The Fed pledged to buy Treasuries and agency mortgage-backed securities at that pace until it sees “substantial further progress” towards inflation that averages 2 per cent and maximum employment. On Wednesday, it acknowledged progress towards those goals.

“If progress continues broadly as expected, the Committee judges that a moderation in the pace of asset purchases may soon be warranted,” the Fed said in a statement.

The Fed’s new set of economic projections suggested more elevated inflation than initially expected in June, when the median FOMC participant saw the core measure at 3 per cent in 2021 and 2.1 per cent in 2022. Now, those estimates have increased to 3.7 per cent and 2.3 per cent, respectively. The unemployment rate is set to steady at 4.8 cent this year, slightly higher than June’s forecasts, while gross domestic product growth is expected to moderate.

Fed officials see the economy expanding 5.9 per cent this year, compared to 7 per cent in June, before slipping further to 3.8 per cent in 2022.
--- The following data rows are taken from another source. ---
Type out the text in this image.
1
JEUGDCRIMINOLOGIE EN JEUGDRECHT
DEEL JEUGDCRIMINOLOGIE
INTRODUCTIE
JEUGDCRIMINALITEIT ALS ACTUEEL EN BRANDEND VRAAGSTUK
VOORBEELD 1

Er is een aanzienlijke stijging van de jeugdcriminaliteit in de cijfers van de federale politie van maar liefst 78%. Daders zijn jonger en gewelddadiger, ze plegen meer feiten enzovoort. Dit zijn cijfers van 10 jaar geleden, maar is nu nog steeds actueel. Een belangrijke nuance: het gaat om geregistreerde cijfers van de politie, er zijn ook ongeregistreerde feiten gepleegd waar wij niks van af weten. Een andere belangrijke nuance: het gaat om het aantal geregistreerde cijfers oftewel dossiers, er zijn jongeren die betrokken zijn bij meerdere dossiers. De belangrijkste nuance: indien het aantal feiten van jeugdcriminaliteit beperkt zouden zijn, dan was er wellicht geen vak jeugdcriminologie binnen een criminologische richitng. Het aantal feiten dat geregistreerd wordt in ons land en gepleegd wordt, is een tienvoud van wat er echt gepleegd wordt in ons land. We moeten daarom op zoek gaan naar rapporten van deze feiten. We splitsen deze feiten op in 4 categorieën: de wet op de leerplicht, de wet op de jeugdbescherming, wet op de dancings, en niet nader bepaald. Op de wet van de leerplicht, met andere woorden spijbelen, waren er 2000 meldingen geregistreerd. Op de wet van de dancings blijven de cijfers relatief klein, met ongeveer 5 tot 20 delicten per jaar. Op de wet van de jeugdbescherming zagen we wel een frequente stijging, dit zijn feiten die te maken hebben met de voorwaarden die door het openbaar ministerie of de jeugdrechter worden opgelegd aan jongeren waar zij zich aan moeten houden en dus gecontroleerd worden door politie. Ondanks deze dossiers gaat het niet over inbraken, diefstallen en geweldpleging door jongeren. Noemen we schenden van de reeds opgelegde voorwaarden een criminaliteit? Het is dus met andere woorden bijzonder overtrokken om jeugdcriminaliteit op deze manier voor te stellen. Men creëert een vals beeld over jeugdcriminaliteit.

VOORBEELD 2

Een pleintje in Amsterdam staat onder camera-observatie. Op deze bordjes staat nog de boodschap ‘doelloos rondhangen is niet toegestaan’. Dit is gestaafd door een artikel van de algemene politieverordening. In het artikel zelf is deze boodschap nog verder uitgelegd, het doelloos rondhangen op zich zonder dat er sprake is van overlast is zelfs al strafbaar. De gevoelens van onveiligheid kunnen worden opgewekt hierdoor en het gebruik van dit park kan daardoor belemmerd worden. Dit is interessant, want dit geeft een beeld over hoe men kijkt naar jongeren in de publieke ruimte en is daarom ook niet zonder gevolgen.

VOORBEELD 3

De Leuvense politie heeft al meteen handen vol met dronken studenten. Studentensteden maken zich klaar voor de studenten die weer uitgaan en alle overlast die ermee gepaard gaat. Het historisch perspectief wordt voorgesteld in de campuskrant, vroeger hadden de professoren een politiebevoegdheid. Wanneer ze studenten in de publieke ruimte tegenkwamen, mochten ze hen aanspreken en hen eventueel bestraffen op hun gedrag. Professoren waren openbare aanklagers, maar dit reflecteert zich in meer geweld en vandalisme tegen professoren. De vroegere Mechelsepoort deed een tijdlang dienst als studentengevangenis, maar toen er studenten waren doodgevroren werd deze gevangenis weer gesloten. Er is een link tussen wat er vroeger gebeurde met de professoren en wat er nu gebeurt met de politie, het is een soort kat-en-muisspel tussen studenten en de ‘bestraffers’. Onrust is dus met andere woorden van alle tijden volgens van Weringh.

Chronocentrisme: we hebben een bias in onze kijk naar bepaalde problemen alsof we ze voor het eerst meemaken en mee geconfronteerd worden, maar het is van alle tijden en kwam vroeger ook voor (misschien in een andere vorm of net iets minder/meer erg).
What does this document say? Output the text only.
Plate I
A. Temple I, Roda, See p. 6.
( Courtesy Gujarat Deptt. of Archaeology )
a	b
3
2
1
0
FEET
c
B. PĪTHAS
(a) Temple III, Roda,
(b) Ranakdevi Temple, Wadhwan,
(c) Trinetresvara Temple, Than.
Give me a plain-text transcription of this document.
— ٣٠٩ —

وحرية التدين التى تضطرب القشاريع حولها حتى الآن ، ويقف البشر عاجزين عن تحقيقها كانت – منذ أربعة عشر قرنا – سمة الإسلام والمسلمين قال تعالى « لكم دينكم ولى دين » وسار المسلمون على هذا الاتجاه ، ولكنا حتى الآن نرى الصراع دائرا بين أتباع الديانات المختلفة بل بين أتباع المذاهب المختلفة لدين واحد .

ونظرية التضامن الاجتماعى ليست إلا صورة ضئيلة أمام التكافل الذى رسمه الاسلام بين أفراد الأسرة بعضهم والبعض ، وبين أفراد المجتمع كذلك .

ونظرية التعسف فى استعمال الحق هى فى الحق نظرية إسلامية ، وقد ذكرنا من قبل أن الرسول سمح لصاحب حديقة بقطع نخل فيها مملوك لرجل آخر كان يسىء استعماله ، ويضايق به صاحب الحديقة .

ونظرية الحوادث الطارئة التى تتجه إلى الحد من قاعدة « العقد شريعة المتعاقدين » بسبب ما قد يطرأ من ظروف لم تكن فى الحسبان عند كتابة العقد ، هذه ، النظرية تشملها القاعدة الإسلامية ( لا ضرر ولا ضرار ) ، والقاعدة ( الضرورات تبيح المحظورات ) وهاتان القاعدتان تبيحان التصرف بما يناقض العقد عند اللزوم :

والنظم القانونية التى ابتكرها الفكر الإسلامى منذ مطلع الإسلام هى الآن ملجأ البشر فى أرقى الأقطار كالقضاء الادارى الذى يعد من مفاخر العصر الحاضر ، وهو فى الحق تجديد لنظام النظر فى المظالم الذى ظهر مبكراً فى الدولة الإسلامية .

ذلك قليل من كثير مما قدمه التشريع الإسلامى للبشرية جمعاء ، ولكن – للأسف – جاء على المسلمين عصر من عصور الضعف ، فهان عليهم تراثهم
The Fed meeting comes at a tenuous time for financial markets, which suffered the biggest sell-off in months this week amid worries about potential contagion from the liquidity crisis hamstringing China’s Evergrande, the world’s most indebted developer.

Reactions in the Treasury market were modest, with the yield curve flattening slightly. The two-year yield, which moves in line with interest rate expectations, was slightly higher, and was moving faster than the 10-year yield, which tracks expectations of economic growth.

US stocks rose, with the blue-chip S&P 500 hitting a session high, up 1.34 per cent. 

The dollar index, which weighs the greenback against a basket of six rival currencies, was slightly lower.

“As far as we can tell the core of the committee remains broadly dovish on the rate path,” said Ritchie Tuazon, portfolio manager at Capital Group. 

That explains why stocks rose in response to the statement, analysts said — the equities market was fearful of a hawkish surprise and when that did not come, stocks rallied in relief. “We’re headed towards tapering as expected and the market is reacting as such,” Tuazon said.